Matilda aß den Kartoffel-Zucchini-Brät. Danach bekam sie Lust, trotz der Hitze die paar Schritte hinunter zur Nahe zu gehen und ins Wasser zu gucken. Eine halb verfallene Bank, von Gestrüpp umgeben, war ihr Lieblingsplatz. Ob sich jemals ein anderer Mensch auf diese Bank setzte, war zweifelhaft. Und eigentlich auch ganz gleichgültig. Matilda jedenfalls saß oft dort, schaute den Wellen des kleinen Flusses nach und spürte, wie Ideen für neue Arbeiten in ihr aufstiegen.

Vielleicht war es heute zu heiß für Ideen. Oder die Kartoffeln lagen ihr zu schwer im Magen. Jedenfalls schlief Matilda ein und war gezwungen, sich einem Traum zu überlassen, der sie nach dem Aufwachen seltsam irritierte:

Aus der Ferne waren Geräusche zu hören. Johlen und Schreien. Stiefelschritte, die näher kamen. Unheimlich, auch wenn sich das Ganze am anderen Ufer der Nahe abspielte. Eine Frau tauchte auf, die sichtbar um ihr Leben rannte, dabei verzweifelte Laute von sich gab. Hilferufe? Worte waren nicht zu verstehen. Die Frau war eher noch ein Mädchen. Vielleicht siebzehn, achtzehn Jahre alt. Das Gesicht war braun. Ihre Haare waren mit einem rosa Tuch verhüllt.

„Negerhure!“, schrien die Verfolger. „Negerschlampe! Gleich haben wir dich!“ Rechtsradikale? Rassisten? Jetzt stolperte das Mädchen, fiel ins Gras.

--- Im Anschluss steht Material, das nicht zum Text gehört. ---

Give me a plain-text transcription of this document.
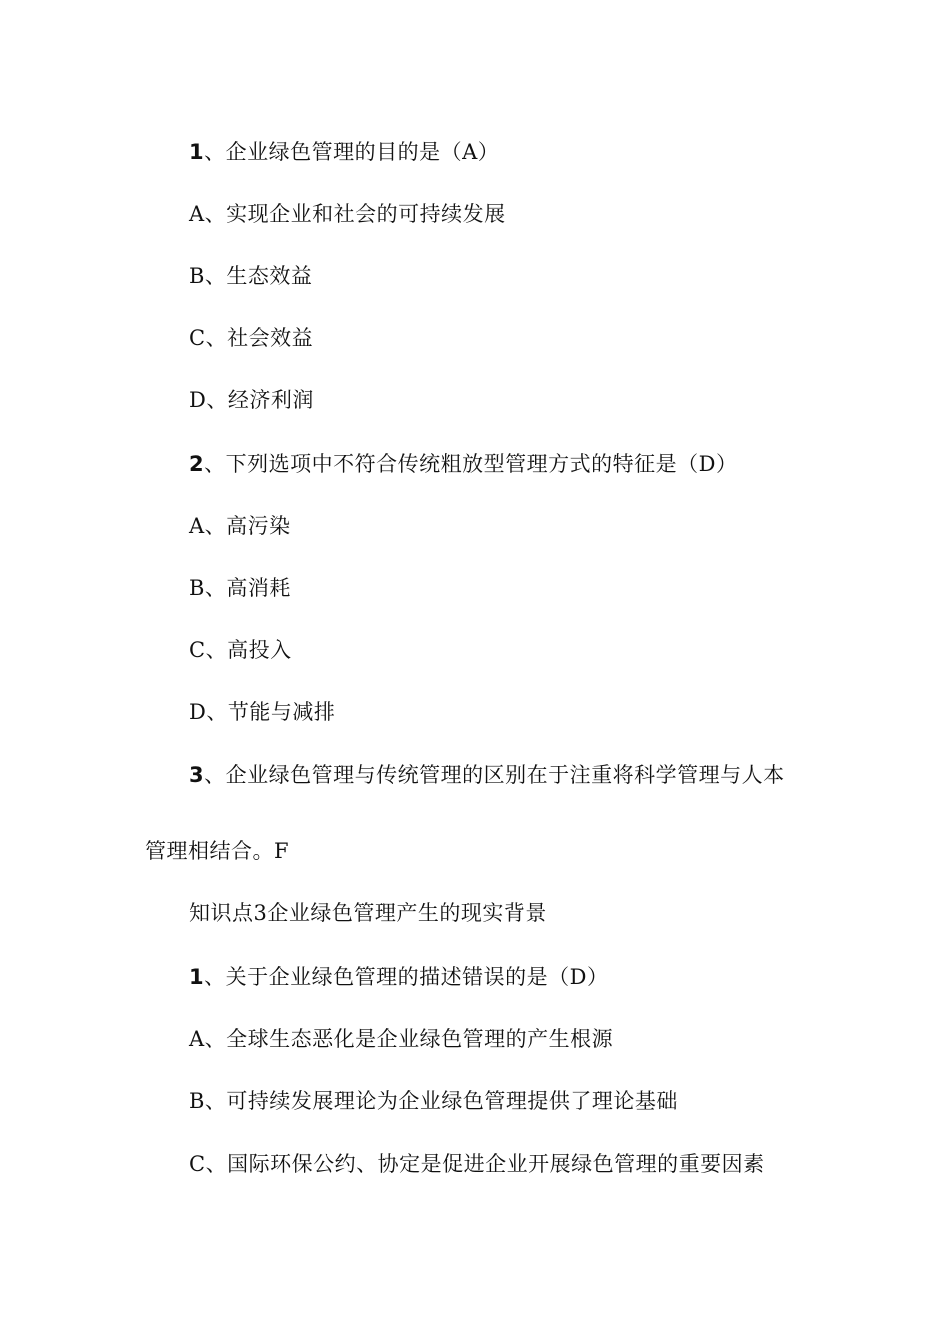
1、企业绿色管理的目的是（A）
A、实现企业和社会的可持续发展
B、生态效益
C、社会效益
D、经济利润
2、下列选项中不符合传统粗放型管理方式的特征是（D）
A、高污染
B、高消耗
C、高投入
D、节能与减排
3、企业绿色管理与传统管理的区别在于注重将科学管理与人本
管理相结合。F
知识点3企业绿色管理产生的现实背景
1、关于企业绿色管理的描述错误的是（D）
A、全球生态恶化是企业绿色管理的产生根源
B、可持续发展理论为企业绿色管理提供了理论基础
C、国际环保公约、协定是促进企业开展绿色管理的重要因素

Zwei Männer mit Glatze griffen nach ihr, rissen ihr das rosa Tuch vom Kopf. Schwarzes, krauses Haar kam zum Vorschein. Eine Horde Männer stürzte sich auf sie. Matilda war klar, dass sie nicht mehr nur Zuschauerin sein durfte. Sie musste dem Mädchen helfen. Aber wie? Gegen diese Männer hatte sie keine Chance. Außerdem gab es hier keine Brücke, um das andere Ufer zu erreichen. Trotzdem musste sie eingreifen. Musste das Leben des Mädchens retten. Ihr Pulsschlag beschleunigte sich.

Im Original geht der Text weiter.